One of the consistent themes in the scandals that are now overtaking Republican politicians is that, without oversight, they'll not only pick your pockets but try to steal your pants. A good deal of what I do for a living is paid for by federal and state funding, and so I'm sometimes a bit surprised at what it's possible to get away with at high levels in government. Here are a few examples of (perfectly reasonable) oversight in my work:

  • I have to keep a log of long distance calls I make from my office. No personal calls are allowed, and if such were detected in an audit, I could be fired. (This has apparently happened in my university, though not to anyone I know.)

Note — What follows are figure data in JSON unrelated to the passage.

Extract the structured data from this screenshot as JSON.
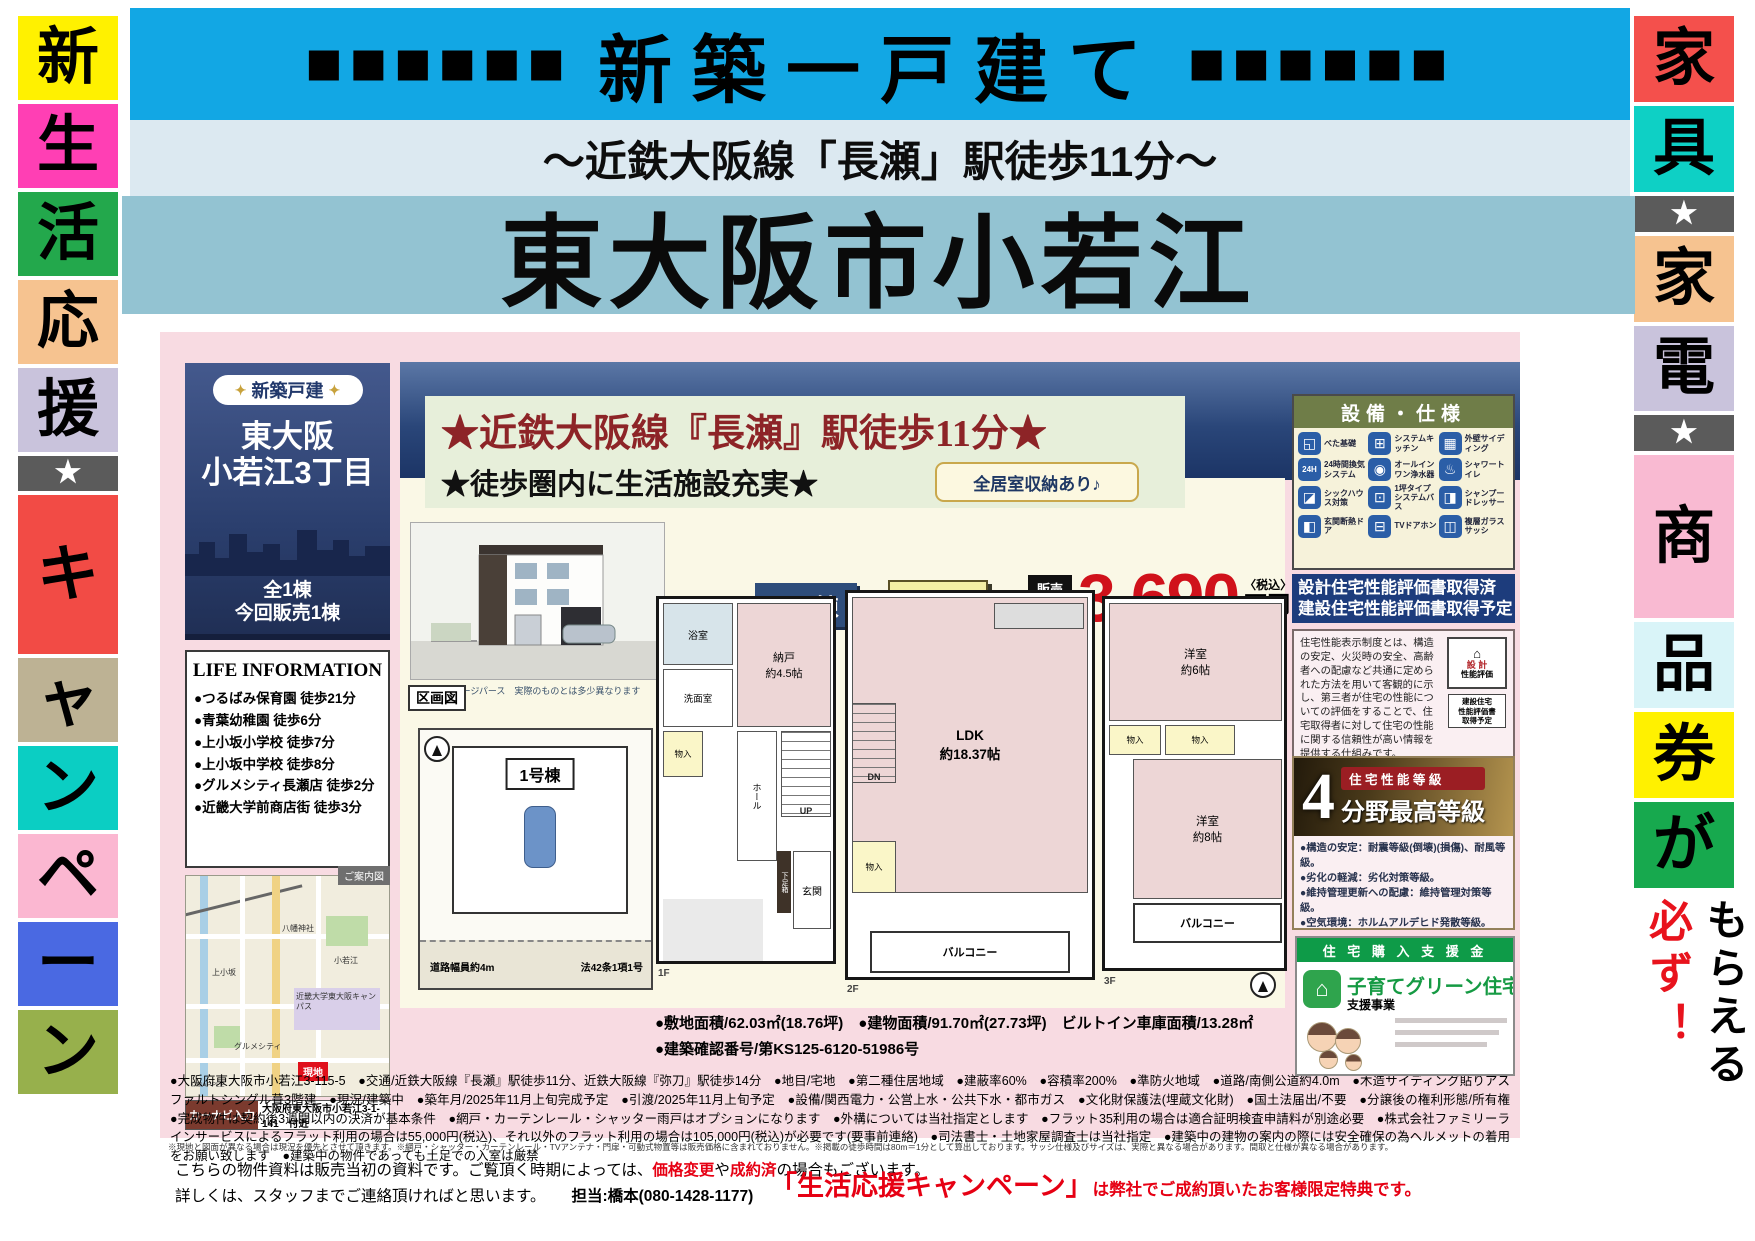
{
  "banner": {
    "squares_left": "■■■■■■",
    "title": "新築一戸建て",
    "squares_right": "■■■■■■",
    "subtitle": "～近鉄大阪線「長瀬」駅徒歩11分～",
    "main_title": "東大阪市小若江"
  },
  "left_banner": {
    "cells": [
      {
        "ch": "新",
        "bg": "#FFF100"
      },
      {
        "ch": "生",
        "bg": "#FF3FB4"
      },
      {
        "ch": "活",
        "bg": "#23A84C"
      },
      {
        "ch": "応",
        "bg": "#F6C390"
      },
      {
        "ch": "援",
        "bg": "#C9C3DC"
      },
      {
        "ch": "★",
        "bg": "#5B5B5B",
        "star": true
      },
      {
        "ch": "キ",
        "bg": "#F24B45",
        "tall": true
      },
      {
        "ch": "ャ",
        "bg": "#BDB294"
      },
      {
        "ch": "ン",
        "bg": "#0BCEC3"
      },
      {
        "ch": "ペ",
        "bg": "#FBB7D1"
      },
      {
        "ch": "ー",
        "bg": "#4A69E2"
      },
      {
        "ch": "ン",
        "bg": "#97B04C"
      }
    ]
  },
  "right_banner": {
    "cells": [
      {
        "ch": "家",
        "bg": "#F4504C"
      },
      {
        "ch": "具",
        "bg": "#0ED0C5"
      },
      {
        "ch": "★",
        "bg": "#5B5B5B",
        "star": true
      },
      {
        "ch": "家",
        "bg": "#F6C390"
      },
      {
        "ch": "電",
        "bg": "#C9C3DC"
      },
      {
        "ch": "★",
        "bg": "#5B5B5B",
        "star": true
      },
      {
        "ch": "商",
        "bg": "#F9BAD2",
        "tall": true
      },
      {
        "ch": "品",
        "bg": "#D9F4F8"
      },
      {
        "ch": "券",
        "bg": "#FFF100"
      },
      {
        "ch": "が",
        "bg": "#17A94E"
      }
    ],
    "must": "必ず！",
    "get": "もらえる"
  },
  "left_panel": {
    "badge_deco": "✦",
    "badge": "新築戸建",
    "area_line1": "東大阪",
    "area_line2": "小若江3丁目",
    "units_line1": "全1棟",
    "units_line2": "今回販売1棟",
    "life_title": "LIFE INFORMATION",
    "life_items": [
      "●つるばみ保育園 徒歩21分",
      "●青葉幼稚園 徒歩6分",
      "●上小坂小学校 徒歩7分",
      "●上小坂中学校 徒歩8分",
      "●グルメシティ長瀬店 徒歩2分",
      "●近畿大学前商店街 徒歩3分"
    ],
    "map_tab": "ご案内図",
    "map_labels": [
      "八幡神社",
      "上小坂",
      "近畿大学東大阪キャンパス",
      "グルメシティ",
      "現地",
      "©MAPPLE",
      "小若江"
    ],
    "navi_label": "カーナビ入力",
    "navi_address": "大阪府東大阪市小若江3-1-141　付近"
  },
  "main": {
    "headline1": "★近鉄大阪線『長瀬』駅徒歩11分★",
    "headline2": "★徒歩圏内に生活施設充実★",
    "render_caption": "※イメージパース　実際のものとは多少異なります",
    "storage_badge": "全居室収納あり♪",
    "building": "A号棟",
    "layout": "2SLDK",
    "price_label1": "販売",
    "price_label2": "価格",
    "price_value": "3,690",
    "price_tax": "〈税込〉",
    "price_unit": "万円",
    "areas_line1": "●敷地面積/62.03㎡(18.76坪)　●建物面積/91.70㎡(27.73坪)　ビルトイン車庫面積/13.28㎡",
    "areas_line2": "●建築確認番号/第KS125-6120-51986号",
    "details": "●大阪府東大阪市小若江3-115-5　●交通/近鉄大阪線『長瀬』駅徒歩11分、近鉄大阪線『弥刀』駅徒歩14分　●地目/宅地　●第二種住居地域　●建蔽率60%　●容積率200%　●準防火地域　●道路/南側公道約4.0m　●木造サイディング貼りアスファルトシングル葺3階建　●現況/建築中　●築年月/2025年11月上旬完成予定　●引渡/2025年11月上旬予定　●設備/関西電力・公営上水・公共下水・都市ガス　●文化財保護法(埋蔵文化財)　●国土法届出/不要　●分譲後の権利形態/所有権　●完成物件は契約後3週間以内の決済が基本条件　●網戸・カーテンレール・シャッター雨戸はオプションになります　●外構については当社指定とします　●フラット35利用の場合は適合証明検査申請料が別途必要　●株式会社ファミリーラインサービスによるフラット利用の場合は55,000円(税込)、それ以外のフラット利用の場合は105,000円(税込)が必要です(要事前連絡)　●司法書士・土地家屋調査士は当社指定　●建築中の建物の案内の際には安全確保の為ヘルメットの着用をお願い致します　●建築中の物件であっても土足での入室は厳禁",
    "fine_print": "※現地と図面が異なる場合は現況を優先とさせて頂きます。※網戸・シャッター・カーテンレール・TVアンテナ・門扉・可動式物置等は販売価格に含まれておりません。※掲載の徒歩時間は80m＝1分として算出しております。サッシ仕様及びサイズは、実際と異なる場合があります。間取と仕様が異なる場合があります。"
  },
  "plans": {
    "plot_tag": "区画図",
    "plot_name": "1号棟",
    "plot_road": "道路幅員約4m",
    "plot_law": "法42条1項1号",
    "f1": {
      "bath": "浴室",
      "wash": "洗面室",
      "nando": "納戸\n約4.5帖",
      "closet": "物入",
      "hall": "ホール",
      "up": "UP",
      "genkan": "玄関",
      "shoe": "下足箱",
      "tag": "1F"
    },
    "f2": {
      "ldk": "LDK\n約18.37帖",
      "dn": "DN",
      "closet": "物入",
      "balcony": "バルコニー",
      "tag": "2F"
    },
    "f3": {
      "room6": "洋室\n約6帖",
      "closet1": "物入",
      "closet2": "物入",
      "room8": "洋室\n約8帖",
      "balcony": "バルコニー",
      "tag": "3F"
    }
  },
  "right_panel": {
    "equip_title": "設備・仕様",
    "equip_items": [
      {
        "glyph": "◱",
        "label": "べた基礎"
      },
      {
        "glyph": "⊞",
        "label": "システムキッチン"
      },
      {
        "glyph": "▦",
        "label": "外壁サイディング"
      },
      {
        "glyph": "24H",
        "label": "24時間換気システム"
      },
      {
        "glyph": "◉",
        "label": "オールインワン浄水器"
      },
      {
        "glyph": "♨",
        "label": "シャワートイレ"
      },
      {
        "glyph": "◪",
        "label": "シックハウス対策"
      },
      {
        "glyph": "⊡",
        "label": "1坪タイプシステムバス"
      },
      {
        "glyph": "◨",
        "label": "シャンプードレッサー"
      },
      {
        "glyph": "◧",
        "label": "玄関断熱ドア"
      },
      {
        "glyph": "⊟",
        "label": "TVドアホン"
      },
      {
        "glyph": "◫",
        "label": "複層ガラスサッシ"
      }
    ],
    "eval_line1": "設計住宅性能評価書取得済",
    "eval_line2": "建設住宅性能評価書取得予定",
    "eval_desc": "住宅性能表示制度とは、構造の安定、火災時の安全、高齢者への配慮など共通に定められた方法を用いて客観的に示し、第三者が住宅の性能についての評価をすることで、住宅取得者に対して住宅の性能に関する信頼性が高い情報を提供する仕組みです。",
    "stamp1_house": "⌂",
    "stamp1a": "設 計",
    "stamp1b": "性能評価",
    "stamp2": "建設住宅\n性能評価書\n取得予定",
    "grade_num": "4",
    "grade_label": "住 宅 性 能 等 級",
    "grade_text": "分野最高等級",
    "grade_items": [
      "●構造の安定：耐震等級(倒壊)(損傷)、耐風等級。",
      "●劣化の軽減：劣化対策等級。",
      "●維持管理更新への配慮：維持管理対策等級。",
      "●空気環境：ホルムアルデヒド発散等級。"
    ],
    "support_banner": "住 宅 購 入 支 援 金",
    "support_house": "⌂",
    "support_title": "子育てグリーン住宅",
    "support_sub": "支援事業"
  },
  "footer": {
    "note1a": "こちらの物件資料は販売当初の資料です。ご覧頂く時期によっては、",
    "note1_red1": "価格変更",
    "note1b": "や",
    "note1_red2": "成約済",
    "note1c": "の場合もございます。",
    "note2": "詳しくは、スタッフまでご連絡頂ければと思います。",
    "contact": "担当:橋本(080-1428-1177)",
    "campaign_big": "「生活応援キャンペーン」",
    "campaign_rest": "は弊社でご成約頂いたお客様限定特典です。"
  }
}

  • I have to submit a justification for travel if it's paid for from public funding. At a minimum, it is reviewed by my department head, my department's bookkeeper, and my department's contracts manager. My expenditure records are available to whatever government agencies have contributed funding. I am unlikely to be granted approval to travel to Scotland and play golf at St. Andrews based on a claim that I'll be meeting with the UK Prime Minister.

  • There are some categories of expenses that I simply can't charge to my grants, under normal conditions: membership fees in professional organizations, journal subscriptions and the cost of books, even (for some funding sources) everyday secretarial and technical support. This isn't an oversight issue per se, but it's a set of fixed, known constraints to prevent abuse.

These are just a few of the relatively minor constraints on my work. I'm sure that everyone working in a large organization can think of similar examples of oversight. (In a previous life I worked for a defense contractor and had to account for every working hour of my day, via telephone to a computerized billing system.) What's noteworthy is that the rules governing what I do are pretty straightforward and transparent, so it's easy to see if I'm following them. I have to wonder why it is so difficult to tell if high-level public officials are breaking their rules, and to get rid of them if they're not.